«Nous avons l’impression que nous connaissons bien notre planète, mais c’est faux. Avec les forages actuels, nous n’avons presque pas exploré les profondeurs au-delà de 5 km.» Spécialiste dans le domaine des géo-énergies, le chercheur français Eric Claude Gaucher a été le premier, l’année dernière, à découvrir avec une équipe de l’Université de Berne un système de génération d’hydrogène naturel dans les montagnes de l’Engadine. Il a continué la prospection en Valais avec son entreprise Lavoisier H2 Geoconsult. Il s’agit à présent d’approfondir les études au niveau des grandes failles tectoniques, notamment à partir de tunnels et de mines existants.

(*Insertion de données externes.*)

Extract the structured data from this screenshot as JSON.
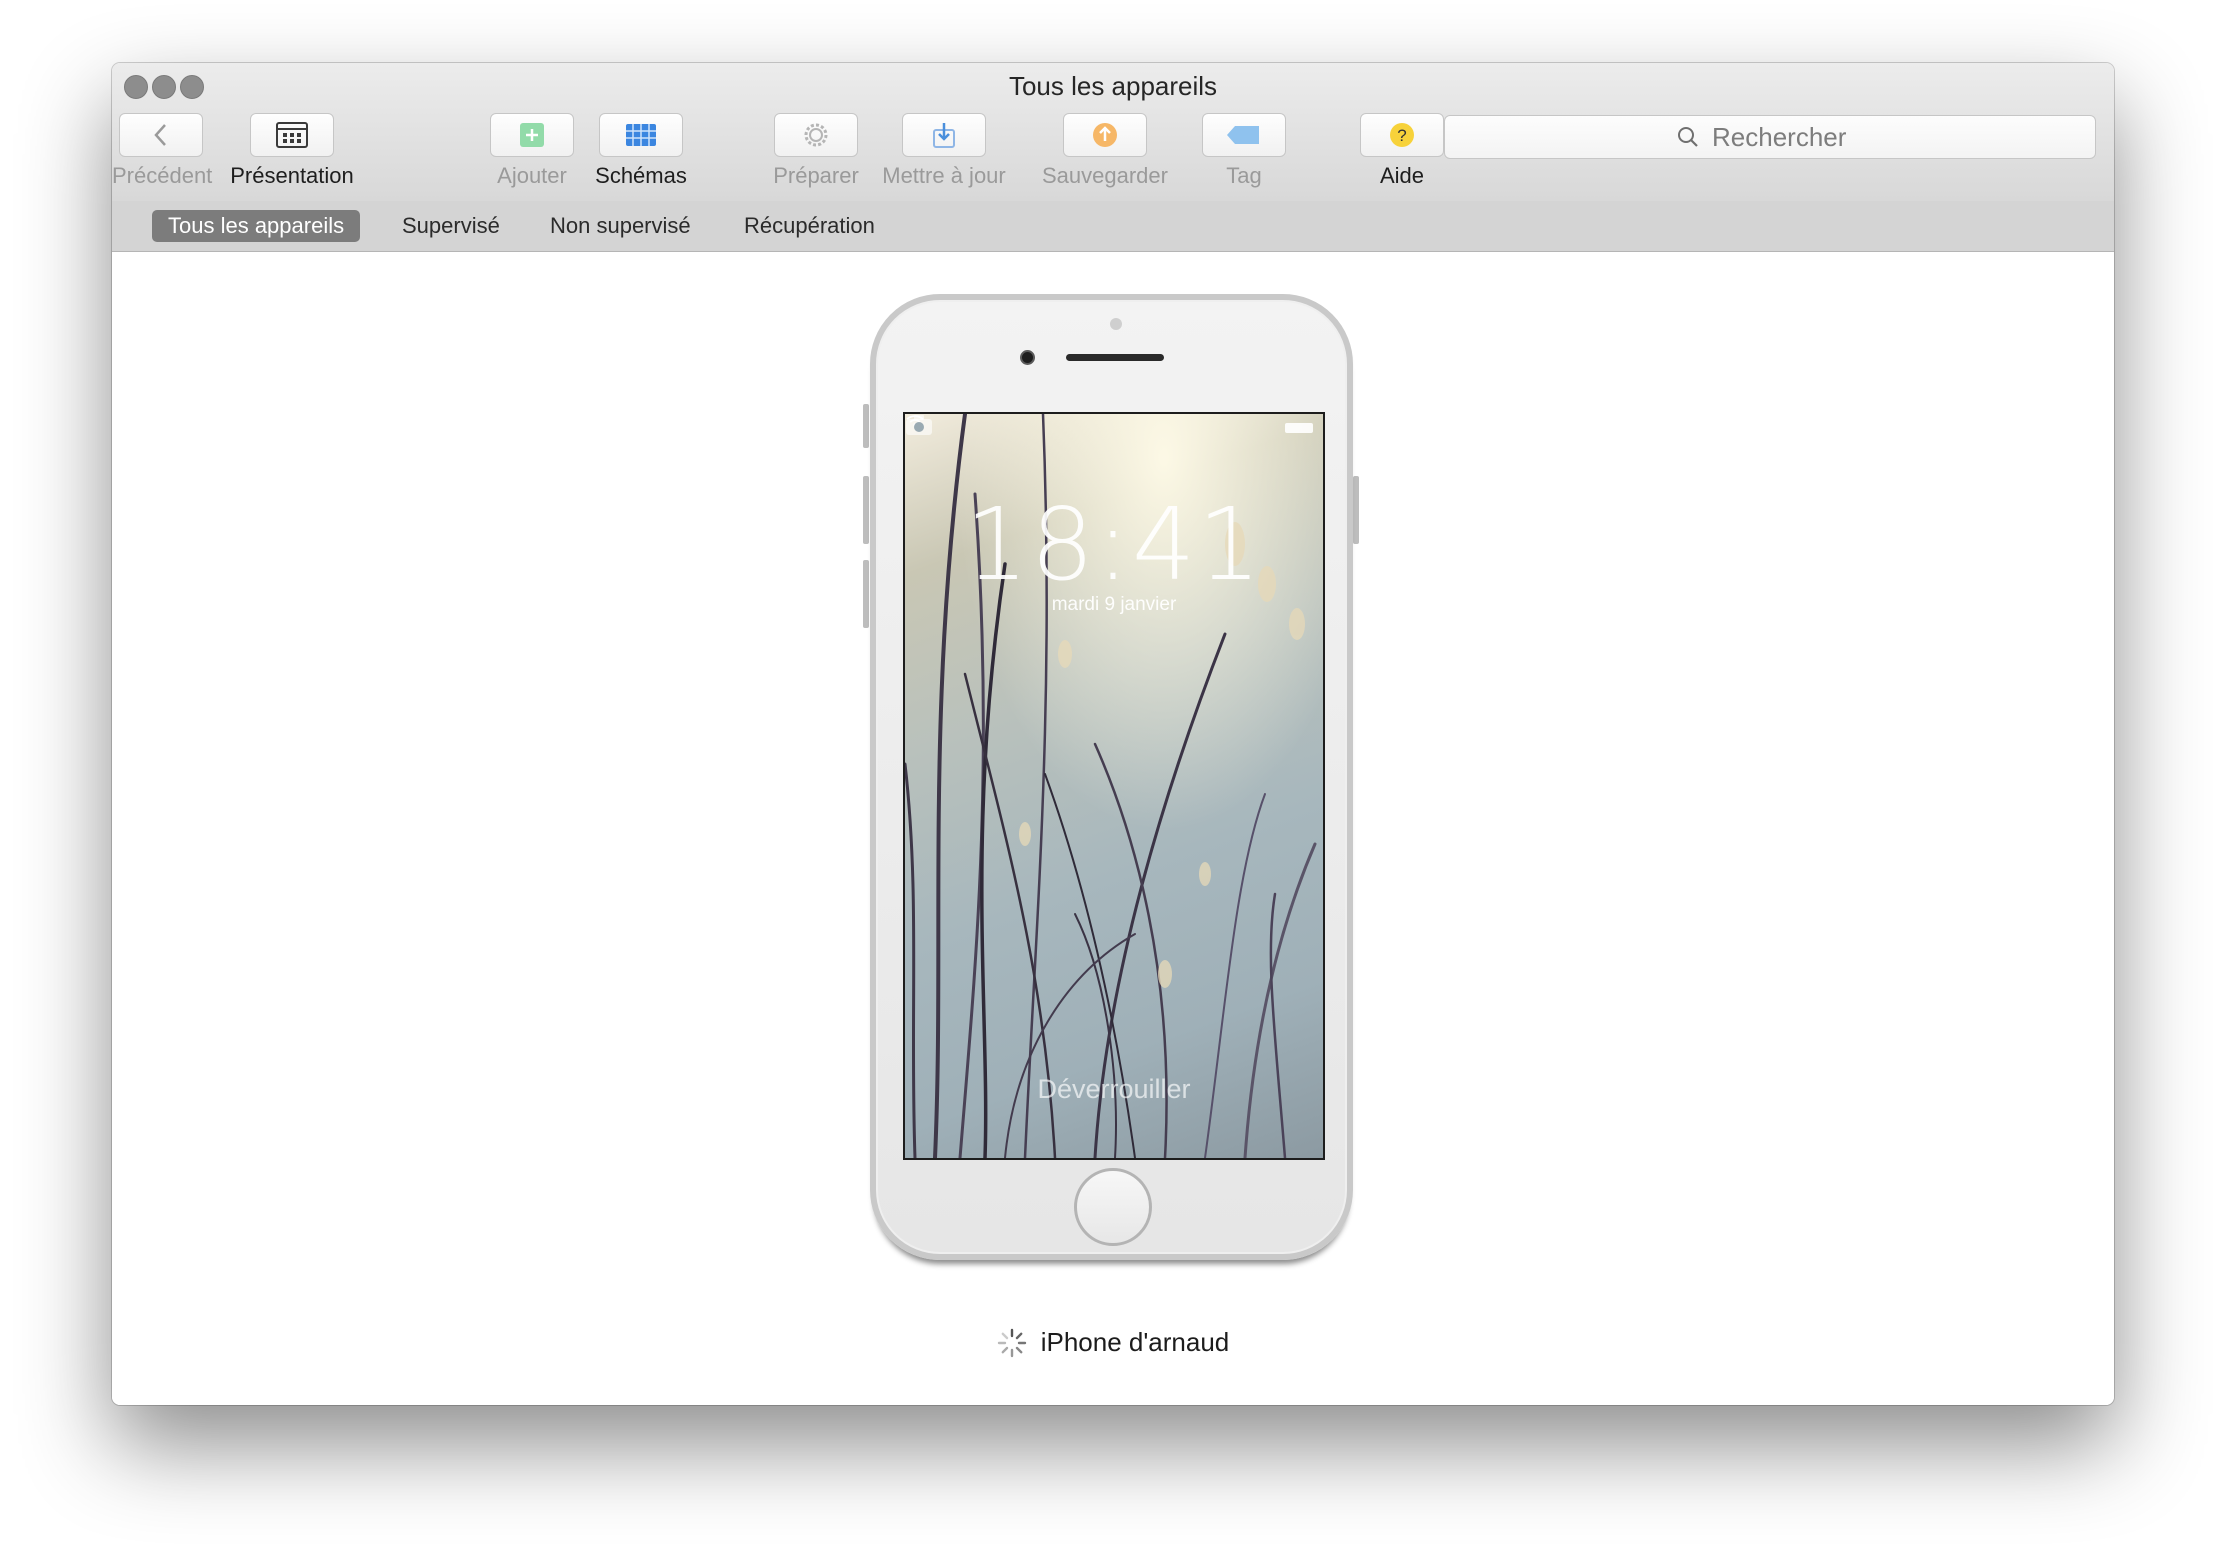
{
  "window": {
    "title": "Tous les appareils"
  },
  "toolbar": {
    "back": {
      "label": "Précédent",
      "icon": "chevron-left-icon"
    },
    "view": {
      "label": "Présentation",
      "icon": "view-grid-icon"
    },
    "add": {
      "label": "Ajouter",
      "icon": "plus-icon",
      "color": "#6ed18f"
    },
    "blueprints": {
      "label": "Schémas",
      "icon": "blueprints-icon",
      "color": "#3b86e0"
    },
    "prepare": {
      "label": "Préparer",
      "icon": "gear-icon"
    },
    "update": {
      "label": "Mettre à jour",
      "icon": "download-icon",
      "color": "#4a8fdc"
    },
    "backup": {
      "label": "Sauvegarder",
      "icon": "backup-arrow-icon",
      "color": "#f3a53a"
    },
    "tag": {
      "label": "Tag",
      "icon": "tag-icon",
      "color": "#7fb7e8"
    },
    "help": {
      "label": "Aide",
      "icon": "question-icon",
      "color": "#f7d23a"
    }
  },
  "search": {
    "placeholder": "Rechercher"
  },
  "scopes": [
    {
      "label": "Tous les appareils",
      "active": true
    },
    {
      "label": "Supervisé",
      "active": false
    },
    {
      "label": "Non supervisé",
      "active": false
    },
    {
      "label": "Récupération",
      "active": false
    }
  ],
  "device": {
    "name": "iPhone d'arnaud",
    "status_icon": "spinner-icon",
    "lock_screen": {
      "time": "18:41",
      "date": "mardi 9 janvier",
      "unlock_text": "Déverrouiller"
    }
  }
}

L’hydrogène est intéressant en termes énergétiques, car il procure trois fois plus d’énergie par kilo que le pétrole et ne génère pas de CO2 lorsqu’on le brûle. Mais il ne suffit pas qu’il soit vert, c’est-à-dire généré par électrolyse de l’eau, via de l’éolien, du solaire ou du nucléaire. «L’intérêt de l’hydrogène naturel est que c’est la Terre elle-même qui le produit», poursuit le géo-chimiste.
Avec un collectif d’une trentaine d’experts réunis au sein de la Task 49 de l’Agence internationale de l’énergie, il souhaite fournir une plateforme couvrant tout l’écosystème scientifique, économique et politique lié à l’hydrogène naturel. Il s’agit notamment de changer les lois minières afin de faciliter l’obtention de permis d’exploration. Car l’hydrogène peut se trouver partout dans le monde.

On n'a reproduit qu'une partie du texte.